Die Kolonialisierung der Elfenbeinküste

Eine Karte mit Magellans Schiff (c) helminkPortugiesische Kaufleute erreichten im 15. Jahrhundert die Elfenbeinküste. Sie knüpften Handelsbeziehungen mit den am Meer lebenden Völkern. Wichtigstes Handelsgut war Elfenbein, weshalb das Land heute noch Elfenbeinküste genannt wird. Die Sklaven wurden daher auch vielfach als "schwarzes Elfenbein" bezeichnet. Französische Kaufleute gründeten an der Küste Handelsniederlassungen und beteiligten sich ebenfalls am Handel mit Sklaven und Elfenbein. Sie begannen den Regenwald zu roden und Kaffee- und Kakaoplantagen anzulegen. Gegen Ende des 19. Jahrhunderts errichteten die Franzosen in Grand Bassam ihren ersten Marinestützpunkt. Sie ließen von Zwangsarbeitern das Verkehrsnetz ausbauen, um weiter in den Norden vorzudringen. 1893 erklärten die Franzosen das Gebiet zu ihrer Kolonie.

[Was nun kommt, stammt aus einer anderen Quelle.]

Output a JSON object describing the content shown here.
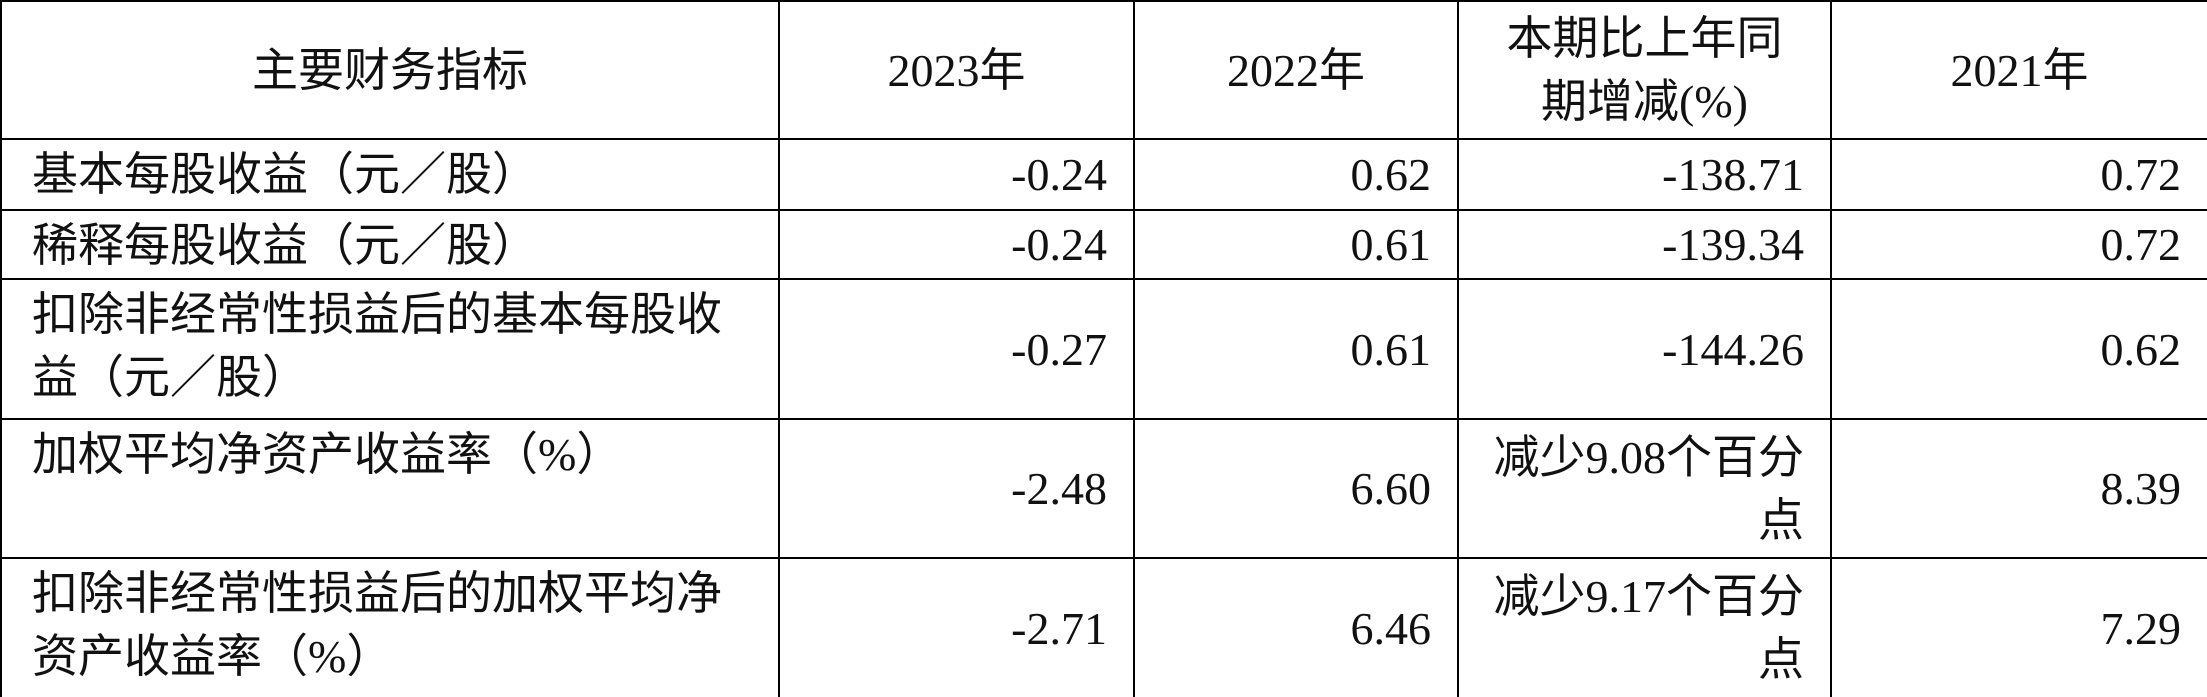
{
  "table": {
    "header": [
      "主要财务指标",
      "2023年",
      "2022年",
      "本期比上年同期增减(%)",
      "2021年"
    ],
    "rows": [
      [
        "基本每股收益（元／股）",
        "-0.24",
        "0.62",
        "-138.71",
        "0.72"
      ],
      [
        "稀释每股收益（元／股）",
        "-0.24",
        "0.61",
        "-139.34",
        "0.72"
      ],
      [
        "扣除非经常性损益后的基本每股收益（元／股）",
        "-0.27",
        "0.61",
        "-144.26",
        "0.62"
      ],
      [
        "加权平均净资产收益率（%）",
        "-2.48",
        "6.60",
        "减少9.08个百分点",
        "8.39"
      ],
      [
        "扣除非经常性损益后的加权平均净资产收益率（%）",
        "-2.71",
        "6.46",
        "减少9.17个百分点",
        "7.29"
      ]
    ]
  }
}
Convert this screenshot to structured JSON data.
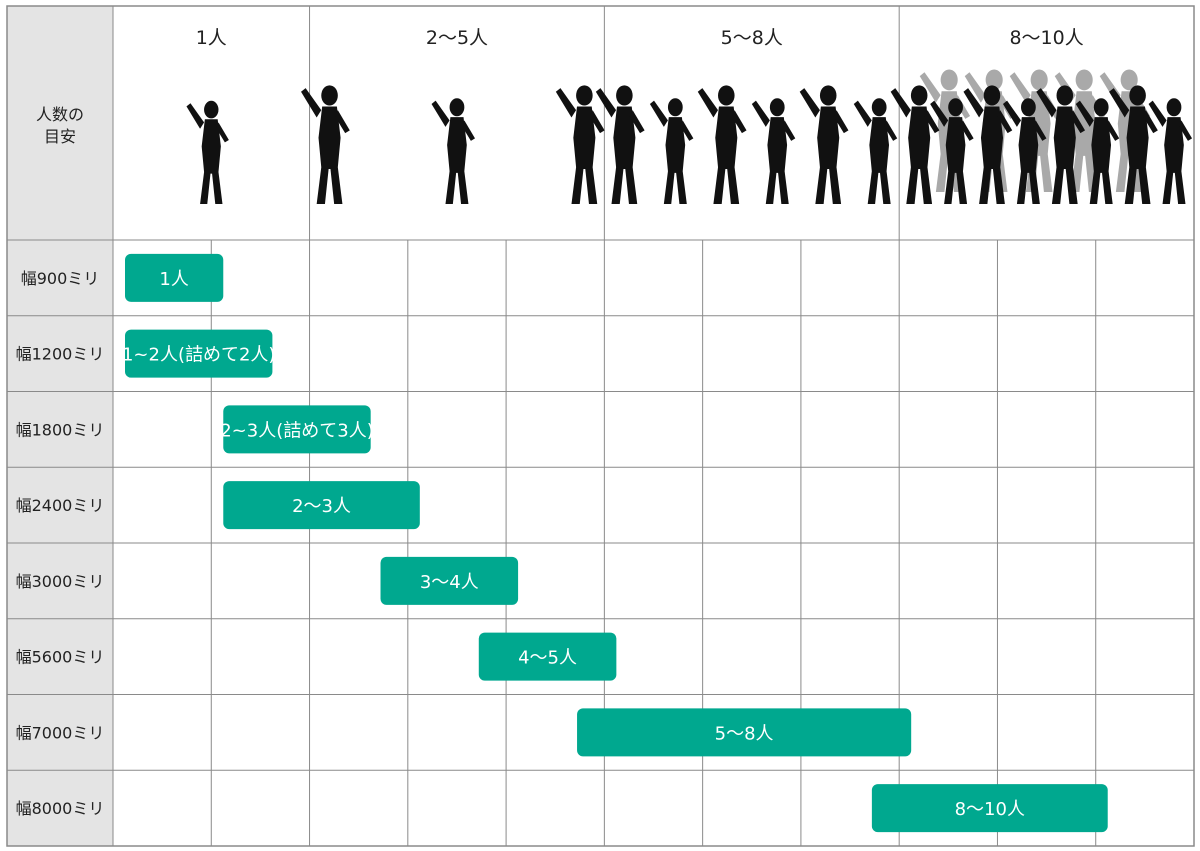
{
  "corner_label": [
    "人数の",
    "目安"
  ],
  "groups": [
    {
      "label": "1人",
      "people": 1
    },
    {
      "label": "2〜5人",
      "people": 3
    },
    {
      "label": "5〜8人",
      "people": 6
    },
    {
      "label": "8〜10人",
      "people": 8
    }
  ],
  "colors": {
    "bar": "#00a88f",
    "silhouette": "#111111",
    "silhouette_bg": "#a9a9a9",
    "label_column": "#e4e4e4"
  },
  "icons": [
    "person-silhouette-icon"
  ],
  "chart_data": {
    "type": "table",
    "title": "",
    "grid_columns": 11,
    "rows": [
      {
        "label": "幅900ミリ",
        "bar": "1人",
        "start": 0,
        "span": 1
      },
      {
        "label": "幅1200ミリ",
        "bar": "1~2人(詰めて2人)",
        "start": 0,
        "span": 1.5
      },
      {
        "label": "幅1800ミリ",
        "bar": "2~3人(詰めて3人)",
        "start": 1,
        "span": 1.5
      },
      {
        "label": "幅2400ミリ",
        "bar": "2〜3人",
        "start": 1,
        "span": 2
      },
      {
        "label": "幅3000ミリ",
        "bar": "3〜4人",
        "start": 2.6,
        "span": 1.4
      },
      {
        "label": "幅5600ミリ",
        "bar": "4〜5人",
        "start": 3.6,
        "span": 1.4
      },
      {
        "label": "幅7000ミリ",
        "bar": "5〜8人",
        "start": 4.6,
        "span": 3.4
      },
      {
        "label": "幅8000ミリ",
        "bar": "8〜10人",
        "start": 7.6,
        "span": 2.4
      }
    ]
  }
}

Der Widerstand gegen die Fremdherrschaft

Haben sich die afrikanischen Völker dem Kolonialsystem kampflos unterworfen? Nein, es gab Jahrzehnte langen erbitterten Widerstand gegen Zwangsarbeit und Ausbeutung. Vor allem die Völker im Norden der Elfenbeinküste widersetzten sich der französischen Kolonialmacht. Im Jahr 1944 erreichte der Widerstand seinen Höhepunkt. Einer der reichsten Männer des Landes, der einheimische Mediziner und Plantagenbesitzer Félix Houphouët-Boigny, setzte ein Gesetz zur Abschaffung der Zwangsarbeit durch.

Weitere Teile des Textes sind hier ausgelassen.